Der ewige
Individualist
Reinhold Michels
Annäherung an Otto Schily
Von
Roland
Detsch
Die
Rechten stempelten ihn schlicht zum Baader-Meinhof-Sympathisanten,
die Linken zum "liberalen Scheißer". Seit Otto Schily als
Bundesinnenminister vorführt, dass auch ein "Sozi"
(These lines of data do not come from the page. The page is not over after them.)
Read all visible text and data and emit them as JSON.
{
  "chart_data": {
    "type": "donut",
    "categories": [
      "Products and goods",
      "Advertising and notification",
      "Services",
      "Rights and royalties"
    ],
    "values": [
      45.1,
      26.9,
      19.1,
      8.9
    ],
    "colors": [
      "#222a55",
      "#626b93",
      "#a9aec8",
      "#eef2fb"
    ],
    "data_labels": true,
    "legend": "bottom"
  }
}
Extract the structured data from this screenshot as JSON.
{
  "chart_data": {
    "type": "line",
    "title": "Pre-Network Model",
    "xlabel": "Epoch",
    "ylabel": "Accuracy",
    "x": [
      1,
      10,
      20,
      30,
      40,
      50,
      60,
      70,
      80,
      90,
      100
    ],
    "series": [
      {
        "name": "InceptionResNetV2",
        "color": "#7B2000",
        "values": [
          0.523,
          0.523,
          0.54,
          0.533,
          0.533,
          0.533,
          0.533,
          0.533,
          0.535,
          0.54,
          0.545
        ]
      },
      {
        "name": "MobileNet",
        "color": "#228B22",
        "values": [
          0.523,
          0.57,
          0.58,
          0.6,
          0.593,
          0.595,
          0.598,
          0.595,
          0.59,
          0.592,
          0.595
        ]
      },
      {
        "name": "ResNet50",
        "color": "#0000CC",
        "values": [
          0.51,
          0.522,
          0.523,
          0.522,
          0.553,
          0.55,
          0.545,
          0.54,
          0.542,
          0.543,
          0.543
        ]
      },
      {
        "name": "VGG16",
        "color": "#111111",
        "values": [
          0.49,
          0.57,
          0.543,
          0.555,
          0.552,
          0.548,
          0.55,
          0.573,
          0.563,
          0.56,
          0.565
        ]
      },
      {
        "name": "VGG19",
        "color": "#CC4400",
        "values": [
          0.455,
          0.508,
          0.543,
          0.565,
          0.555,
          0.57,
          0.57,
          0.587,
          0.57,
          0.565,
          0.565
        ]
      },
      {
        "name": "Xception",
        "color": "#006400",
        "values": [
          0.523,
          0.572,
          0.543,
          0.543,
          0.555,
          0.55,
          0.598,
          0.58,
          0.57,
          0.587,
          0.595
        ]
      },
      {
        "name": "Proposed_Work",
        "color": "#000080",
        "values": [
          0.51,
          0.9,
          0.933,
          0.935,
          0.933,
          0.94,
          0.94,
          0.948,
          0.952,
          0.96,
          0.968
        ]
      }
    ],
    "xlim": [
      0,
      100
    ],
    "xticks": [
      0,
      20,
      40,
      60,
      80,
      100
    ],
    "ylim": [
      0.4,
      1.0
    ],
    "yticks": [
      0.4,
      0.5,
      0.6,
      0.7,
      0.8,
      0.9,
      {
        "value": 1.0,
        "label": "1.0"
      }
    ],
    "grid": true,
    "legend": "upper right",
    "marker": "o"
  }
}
energisch für innere Sicherheit und mehr Realismus in der
Zuwanderungspolitik streiten kann, gilt er den einen als
opportunistischer Karrierist, den anderen als "Kanther ohne
Scheitel". Dass er sich bei ihm zwar um einen "seltenen
Vogel unter vielen Sperlingen" im Berliner Politikbetrieb
handelt, beileibe aber keinen Wendehals, macht Reinhold Michels in
seinem Buch Otto Schily. Eine Biographie deutlich.
Zwei Jahre vor dem
angekündigtem Rückzug aus der Politik hält der Innenressortleiter
der konservativen Rheinischen Post Rückschau auf die
wechselvolle Vita des dann Siebzigjährigen, den er für einen
echten "Aktivposten" der Regierung Schröder hält.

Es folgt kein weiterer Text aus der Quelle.